After sufficient time, the scleral plugs are removed and a final washing of the blood is done. There are different ways to do this. Lewis has designed a dual-barrel infusionaspirationhandpiece(38) (Infinitech,Chesterfield, MO) that makes this maneuver easier. With this instrument, the surgeon extracts the lysed blood using very low active aspiration while

the assistant slowly irrigates. It is important to pay attention that the retinal dome does not collapse to avoid the possibility of additional photoreceptor damage. Commonly there does not exist a total lysis of the clot so it is necessary to leave some remnants of the hemorrhage in the subretinal space.

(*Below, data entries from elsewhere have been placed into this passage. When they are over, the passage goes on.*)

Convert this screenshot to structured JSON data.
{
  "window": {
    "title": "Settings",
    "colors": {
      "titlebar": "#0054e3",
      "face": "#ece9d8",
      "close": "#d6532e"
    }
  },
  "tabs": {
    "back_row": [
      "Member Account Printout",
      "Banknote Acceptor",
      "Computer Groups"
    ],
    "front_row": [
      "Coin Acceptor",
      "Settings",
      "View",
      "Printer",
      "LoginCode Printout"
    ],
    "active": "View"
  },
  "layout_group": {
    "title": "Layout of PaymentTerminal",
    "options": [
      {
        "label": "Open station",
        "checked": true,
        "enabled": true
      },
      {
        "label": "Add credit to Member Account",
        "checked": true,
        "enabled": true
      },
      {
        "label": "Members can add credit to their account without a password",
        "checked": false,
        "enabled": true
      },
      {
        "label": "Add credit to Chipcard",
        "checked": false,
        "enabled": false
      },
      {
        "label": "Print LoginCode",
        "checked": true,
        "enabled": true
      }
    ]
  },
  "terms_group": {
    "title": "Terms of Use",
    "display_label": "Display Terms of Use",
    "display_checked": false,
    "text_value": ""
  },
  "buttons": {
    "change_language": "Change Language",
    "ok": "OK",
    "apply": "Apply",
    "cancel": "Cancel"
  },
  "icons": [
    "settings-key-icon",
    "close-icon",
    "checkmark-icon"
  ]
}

In cases in which tPA is not used, retinal penetration can be made with an MVR blade tip. Next an oblique cut of approximately 120-150 degrees to the flexible silicone tip that makes easier its slipping towards the subretinal space (Figure 9) is made, limiting the mechanical damage to the RPE. The silicon tip is connected to a backflush handle in order to make alternating suction and backflush-

ing (Figure 10).(45) It is possible in this way to wash away fresh or lysed blood. In the cases in which a solid clot is still present, it is possible to increase the suction in order to grasp it and pull it into the vitreous cavity. If this mechanism fails, subretinal forceps can be used. Occasionally it is necessary to widen the retinotomy in order to facilitate the clot passage. This can be done using vertical scissors following the horizontal raphe to reduce the risk of peripheral scotomas. Unless the cut is very extensive, it is not necessary to use diathermy to cauterize the retinal vessels. We frequently use a small bubble (1-1.5 cc) of perfluorocarbon liquid(46) that can facilitate the blood expression towards vitreous cavity making subretinal maneuvers less necessary.